Nearly every connected device we use today–from routers and sensors to security cameras and controllers in the cars–has a NOR flash memory chip inside—a type of nonvolatile memory used for storage. Today, many NOR memory vendors are seeing the biggest growth come from embedded applications in new markets such as automotive, industrial, medical, and Internet of Things (IoT). Still, the NOR flash market will face a few challenging years ahead, as the vendors vie for a piece of the pie and learn to scale up for these new markets.
In each of these new markets, there are potentially billions of connected edge devices that will ultimately make up society’s crucial infrastructure. But the standard device protection methods, such as intrusion detection application, access control, and network protection, don’t apply to these edge devices. For one, most are in the public domain and, therefore, can be physically accessed by the outside world; this makes network protection weak, as it’s impossible to identify all entry points to an IoT edge device. And devices that aren’t physically accessible are still at risk, too, as they don’t have the computational processing power for sophisticated security application. This means that today’s device security is dependent on the CPU to protect against multiple vectors of attack and adapt to a dynamic environment that introduces new risks all the time. In many cases, a security breach comes from simple oversight by the manufacturer or the user.

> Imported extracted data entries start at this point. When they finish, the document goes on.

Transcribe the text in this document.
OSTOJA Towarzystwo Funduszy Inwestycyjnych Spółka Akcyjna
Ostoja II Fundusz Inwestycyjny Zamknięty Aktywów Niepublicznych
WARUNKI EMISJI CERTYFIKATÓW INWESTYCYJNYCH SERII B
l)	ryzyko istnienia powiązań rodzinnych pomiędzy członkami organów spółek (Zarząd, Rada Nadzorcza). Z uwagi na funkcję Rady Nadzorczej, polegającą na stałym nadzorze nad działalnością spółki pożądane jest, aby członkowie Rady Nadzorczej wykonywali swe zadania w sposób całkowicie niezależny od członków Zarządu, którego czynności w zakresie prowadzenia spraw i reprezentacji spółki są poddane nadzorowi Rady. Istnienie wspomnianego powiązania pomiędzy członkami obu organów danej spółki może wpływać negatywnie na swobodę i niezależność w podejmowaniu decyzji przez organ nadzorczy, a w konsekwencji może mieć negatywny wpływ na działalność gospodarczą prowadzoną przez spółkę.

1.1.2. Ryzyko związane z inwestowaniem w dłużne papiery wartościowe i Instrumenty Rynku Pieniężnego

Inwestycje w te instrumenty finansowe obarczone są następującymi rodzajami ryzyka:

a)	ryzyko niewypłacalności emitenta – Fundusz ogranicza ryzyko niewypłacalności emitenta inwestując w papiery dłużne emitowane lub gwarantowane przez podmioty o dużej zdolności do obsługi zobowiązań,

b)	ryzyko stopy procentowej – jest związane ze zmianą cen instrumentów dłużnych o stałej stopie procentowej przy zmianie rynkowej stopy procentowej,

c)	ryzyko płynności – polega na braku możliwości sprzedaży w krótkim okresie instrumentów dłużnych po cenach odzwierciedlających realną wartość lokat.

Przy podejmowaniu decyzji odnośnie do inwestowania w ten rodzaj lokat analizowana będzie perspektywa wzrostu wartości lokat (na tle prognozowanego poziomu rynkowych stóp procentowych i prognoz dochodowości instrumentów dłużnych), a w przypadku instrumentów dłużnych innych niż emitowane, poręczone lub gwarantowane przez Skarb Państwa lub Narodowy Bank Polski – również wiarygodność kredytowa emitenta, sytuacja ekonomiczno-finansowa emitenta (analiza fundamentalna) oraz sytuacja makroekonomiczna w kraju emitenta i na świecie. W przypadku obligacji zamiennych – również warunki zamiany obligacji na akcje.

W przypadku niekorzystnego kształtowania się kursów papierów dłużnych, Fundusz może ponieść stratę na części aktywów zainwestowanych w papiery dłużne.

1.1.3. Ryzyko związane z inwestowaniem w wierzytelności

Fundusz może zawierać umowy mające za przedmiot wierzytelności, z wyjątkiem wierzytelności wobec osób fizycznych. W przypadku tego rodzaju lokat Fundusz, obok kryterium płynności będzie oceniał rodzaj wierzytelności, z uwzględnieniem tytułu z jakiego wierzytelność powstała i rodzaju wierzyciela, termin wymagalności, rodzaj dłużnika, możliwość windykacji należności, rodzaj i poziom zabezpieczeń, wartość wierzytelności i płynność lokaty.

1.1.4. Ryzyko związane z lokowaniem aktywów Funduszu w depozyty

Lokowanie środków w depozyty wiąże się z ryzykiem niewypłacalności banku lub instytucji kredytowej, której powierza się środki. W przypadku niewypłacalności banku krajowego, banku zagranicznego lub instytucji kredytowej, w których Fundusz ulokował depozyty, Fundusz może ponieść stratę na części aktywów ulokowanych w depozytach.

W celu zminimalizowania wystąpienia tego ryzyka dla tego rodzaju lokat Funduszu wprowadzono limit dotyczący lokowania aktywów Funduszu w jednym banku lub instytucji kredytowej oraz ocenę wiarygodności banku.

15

With the recent known attacks on IoT devices and automotive, a new approach is needed to protect these connected devices without depending on the integrity of the CPU controlling it.
Securing the Flash
Security features in memory aren’t new, of course. Memory vendors have seen the customer demand for security embedded into devices. They’ve recognized the need to protect the memory and the value of offering device security features, and they know that managing and protecting IoT devices are some of the biggest challenges to deploying IoT and realizing business value from those deployments. The question is not only where that security will be integrated, but how it will be managed, especially in embedded memories that are expected to remain in a device for years, possibly decades. However, memory vendors have struggled to enable an end-to-end solution that would allow remote access and control after the initial sale, i.e. offer security and then monetize it. NanoLock has created this opportunity.
Using virtually zero computing and power resources and no increase in cost, NanoLock Security provides the industry’s only lightweight, powerful, low-cost security solution for protecting and controlling connected edge devices from the cloud to the flash. NanoLock Security protects firmware and sensitive information stored on connected IoT devices, preventing attacks ranging from ransomware to malicious manipulation of stored code. What’s more, NanoLock’s Management of Things platform (MoT) gives organizations deploying this solution the ability to, monitor, control, get alerts on prevented attacks, and securely update IoT devices. NanoLock’s unique cost structure is a pay-per-device cost structure that shifts the security expenses from CAPEX to OPEX, alleviating the burden of security expenditures upfront. Memory vendors who have partnered with NanoLock receive an upsale on top of the flash device sale, giving them additional revenue and relationships with NanoLock’s customers beyond one-time sales.
New Revenue Streams
This approach allows the flash memory vendors to see a new revenue stream.
Memory vendors who have partnered with NanoLock receive a share of that per-device income, giving them additional revenue and relationships with NanoLock’s customers beyond one-time sales. Today, memory vendors’ main customers are the end-device manufacturer or the ODM, but through a partnership with NanoLock, memory vendors become a partner in the sales process with the end-user of these devices: the OEM building new cars; the system integrator designing an industrial factory automation system; or the telco.
NanoLock has partnered with more than 80 percent of the NOR Flash Memory Market, including Cypress, Micron, and Winbond, with more in the pipeline. By partnering with NanoLock, the flash memory vendors can offer their customers—like operators and OEMs—embedded security at the device level that extends to the cloud. Their customers can leverage standard silicon trust anchors built into the flash memory to enhance firmware authentication and integrity of connected edge devices. NanoLock believes that securing the flash memory is the most fundamental aspect of device-to-cloud security protection because it can secure a device when all other methods fail. With the root of trust built into the memory, the device remains secure even if the processor or the network are hacked.
Together with these memory vendors, we’re all able to ensure the IoT devices are fully protected and managed, effectively eliminating the vulnerabilities in IoT systems and preventing large-scale cyberattacks.